We observed that in pediatric patients with chronic MR undergoing MV repair or replacement most patients preoperatively have preserved ventricular systolic function, which declines in the early postoperative period and recovers in the late postoperative timeframe. This pattern was observed in all three echocardiographic indices that were studied (EF, dP/dtic, and Tei index), although the changes between time points did not always achieve statistical significance. In patients with a normal preoperative EF, a lower preoperative dP/dtic was able to distinguish patients who developed early postoperative dysfunction.
This study demonstrated a modest correlation between postoperative EF and preoperative Doppler-derived left ventricular dP/dtic as well as Tei index for pediatric patients undergoing surgical repair or replacement of the MV in the setting of MR. In contrast, the preoperative EF did not correlate with early postoperative EF. This suggests that in the setting of significant MR, EF may not accurately reflect the LV function and these alternative indices may be better suited in this scenario. This observation may relate to the fact that dP/dtic and Tei index do not rely on geometric assumptions or good acoustic windows, and are less affected by the loading changes caused by mitral regurgitation compared to EF. Mean dP/dtic approximates and closely correlates with the invasively measured peak dP/dt. Peak dP/dt is sensitive to changes in contractility, and only modestly affected by changes in preload.13 Because of the close agreement between peak dP/dt and dP/dtic, it is reasonable to ascribe these properties to dP/dtic as well. Furthermore, it can easily be calculated from measurements of the diastolic blood pressure and acquired Doppler tracings of the aortic and mitral valves.7,10
In adults with chronic MR, the regurgitation tends to get worse over time and decreased contractility often develops despite an often normal EF.15 In those that develop an EF 50–60% and particularly EF < 50% the prognosis is guarded.4 Similar to the adult literature, we observed in our pediatric cohort that contractility may be reduced despite a normal EF and that those with a preserved EF preoperatively also had a preserved EF at late follow-up.15 It is not common practice to perform a catheterization in pediatric patients with this disease. Therefore, echocardiography remains standard of care for routine disease surveillance. As such, Doppler-based measures such as dP/dtic and the Tei index may have additional advantages in young children in whom obtaining accurate volumetric data can be challenging without the use of sedation. In adults undergoing mitral valve surgery for MR, echocardiographically determined dP/dtic as an index of ventricular function was found to be one of the best predictors of post-operative EF (ref).
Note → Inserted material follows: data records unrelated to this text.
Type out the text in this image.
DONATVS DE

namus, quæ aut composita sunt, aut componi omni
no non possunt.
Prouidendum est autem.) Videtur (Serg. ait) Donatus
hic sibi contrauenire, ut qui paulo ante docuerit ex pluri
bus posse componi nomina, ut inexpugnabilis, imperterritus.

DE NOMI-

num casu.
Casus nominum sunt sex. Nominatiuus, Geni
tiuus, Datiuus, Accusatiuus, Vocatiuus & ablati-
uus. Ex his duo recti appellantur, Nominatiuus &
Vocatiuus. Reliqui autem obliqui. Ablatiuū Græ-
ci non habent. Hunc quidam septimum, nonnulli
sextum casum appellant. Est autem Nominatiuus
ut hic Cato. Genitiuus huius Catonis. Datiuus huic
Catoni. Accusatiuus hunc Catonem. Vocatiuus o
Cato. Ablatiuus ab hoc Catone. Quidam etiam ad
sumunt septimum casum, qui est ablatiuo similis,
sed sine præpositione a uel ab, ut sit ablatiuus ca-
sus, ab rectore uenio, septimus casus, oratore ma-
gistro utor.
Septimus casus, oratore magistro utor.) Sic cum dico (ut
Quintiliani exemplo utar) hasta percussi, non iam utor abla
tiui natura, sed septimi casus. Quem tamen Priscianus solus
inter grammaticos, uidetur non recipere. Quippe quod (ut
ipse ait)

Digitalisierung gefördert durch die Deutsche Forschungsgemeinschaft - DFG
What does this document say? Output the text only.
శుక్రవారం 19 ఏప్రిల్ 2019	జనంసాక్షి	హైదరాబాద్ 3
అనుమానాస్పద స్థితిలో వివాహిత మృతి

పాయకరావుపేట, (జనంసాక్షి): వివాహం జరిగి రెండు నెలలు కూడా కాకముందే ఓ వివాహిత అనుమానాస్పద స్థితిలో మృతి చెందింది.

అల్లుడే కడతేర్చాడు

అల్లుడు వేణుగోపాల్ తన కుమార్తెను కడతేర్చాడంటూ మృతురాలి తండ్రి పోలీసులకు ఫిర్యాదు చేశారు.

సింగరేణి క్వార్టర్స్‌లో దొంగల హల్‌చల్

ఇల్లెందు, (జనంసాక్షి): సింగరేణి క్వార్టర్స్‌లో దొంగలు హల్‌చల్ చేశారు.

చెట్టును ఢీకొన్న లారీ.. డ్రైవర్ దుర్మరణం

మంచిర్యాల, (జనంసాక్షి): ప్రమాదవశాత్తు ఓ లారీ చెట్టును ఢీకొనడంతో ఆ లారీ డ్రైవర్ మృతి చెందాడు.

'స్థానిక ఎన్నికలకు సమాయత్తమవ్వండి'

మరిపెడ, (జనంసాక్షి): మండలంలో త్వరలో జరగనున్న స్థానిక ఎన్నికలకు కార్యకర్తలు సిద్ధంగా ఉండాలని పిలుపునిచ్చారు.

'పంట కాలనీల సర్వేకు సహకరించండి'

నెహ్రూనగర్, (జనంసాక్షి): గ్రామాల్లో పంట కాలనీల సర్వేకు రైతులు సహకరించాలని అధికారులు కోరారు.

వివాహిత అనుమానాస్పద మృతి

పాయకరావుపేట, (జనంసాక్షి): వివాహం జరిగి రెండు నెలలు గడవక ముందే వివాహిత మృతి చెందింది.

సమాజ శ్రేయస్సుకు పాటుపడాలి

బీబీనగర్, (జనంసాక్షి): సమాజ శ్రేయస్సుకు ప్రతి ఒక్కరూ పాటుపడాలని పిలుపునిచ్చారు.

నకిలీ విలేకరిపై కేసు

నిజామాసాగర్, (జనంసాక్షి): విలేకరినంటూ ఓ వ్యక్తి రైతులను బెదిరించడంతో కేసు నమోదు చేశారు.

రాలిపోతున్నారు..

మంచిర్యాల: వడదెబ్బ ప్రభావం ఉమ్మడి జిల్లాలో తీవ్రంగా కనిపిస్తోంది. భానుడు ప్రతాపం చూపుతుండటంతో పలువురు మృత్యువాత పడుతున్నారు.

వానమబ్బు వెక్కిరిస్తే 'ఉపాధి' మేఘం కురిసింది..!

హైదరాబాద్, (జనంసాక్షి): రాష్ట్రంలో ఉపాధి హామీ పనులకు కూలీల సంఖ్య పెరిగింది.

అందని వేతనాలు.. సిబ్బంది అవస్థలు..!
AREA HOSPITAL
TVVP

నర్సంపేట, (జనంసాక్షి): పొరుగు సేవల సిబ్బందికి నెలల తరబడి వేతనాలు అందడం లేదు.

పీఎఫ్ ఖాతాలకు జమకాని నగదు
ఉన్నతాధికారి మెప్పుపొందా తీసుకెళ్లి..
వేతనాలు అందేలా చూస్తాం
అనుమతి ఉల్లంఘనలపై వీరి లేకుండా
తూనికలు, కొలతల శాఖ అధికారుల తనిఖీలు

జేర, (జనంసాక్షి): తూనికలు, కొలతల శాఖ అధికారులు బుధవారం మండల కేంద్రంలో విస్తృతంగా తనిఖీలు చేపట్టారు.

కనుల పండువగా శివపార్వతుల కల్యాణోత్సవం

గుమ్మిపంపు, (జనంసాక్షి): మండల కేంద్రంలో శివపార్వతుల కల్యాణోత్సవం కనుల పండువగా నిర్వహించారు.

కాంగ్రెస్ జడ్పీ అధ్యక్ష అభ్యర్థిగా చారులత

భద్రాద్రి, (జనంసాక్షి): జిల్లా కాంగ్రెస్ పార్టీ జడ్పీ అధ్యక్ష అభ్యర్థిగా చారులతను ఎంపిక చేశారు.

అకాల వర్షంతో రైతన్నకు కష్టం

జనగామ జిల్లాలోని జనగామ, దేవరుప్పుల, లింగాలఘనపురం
Similar to published studies in adults without CHD we found that preoperative dP/dtic correlated modestly with early and late postoperative EF whereas preoperative EF correlated only with late postoperative EF. This may be because chronic MR causes LV dilatation from adaptive remodeling to the volume overload.7 Consequently, the EF preoperatively often remains in normal ranges despite significant impairment of LV contractility.2,15 Prior studies on adults found a stronger correlation (r 0.75) between preoperative dP/dtic and postoperative EF, which likely reflects the overall relatively small sample of patients in our cohort and in particular those with depressed ventricular function postoperatively.
Limitations
This was a single-center, retrospective analysis of a relatively small cohort. Mitral valve anatomy, indications for surgery, and follow-up of patients who underwent interventions were not standardized. As a referral center, many patients were excluded who were lost to follow-up or who did not have ongoing care at our institution. Additionally, time intervals between the echocardiographic measurements varied significantly from individual to individual. The estimation of dP/dtic has potential sources of error including the assumption of LV end-diastolic pressure in some patients as well as use of cuff diastolic pressure as a surrogate for aortic diastolic pressure. Nonetheless, large errors in the estimation of ventricular end diastolic pressure introduce only small errors in the calculation of dP/dtic. Moreover, if, as is likely, an improvement in ventricular function is associated with a fall in LVEDP > 2 mmHg, our methodology would have, if anything, underestimated the pressure change during ICT.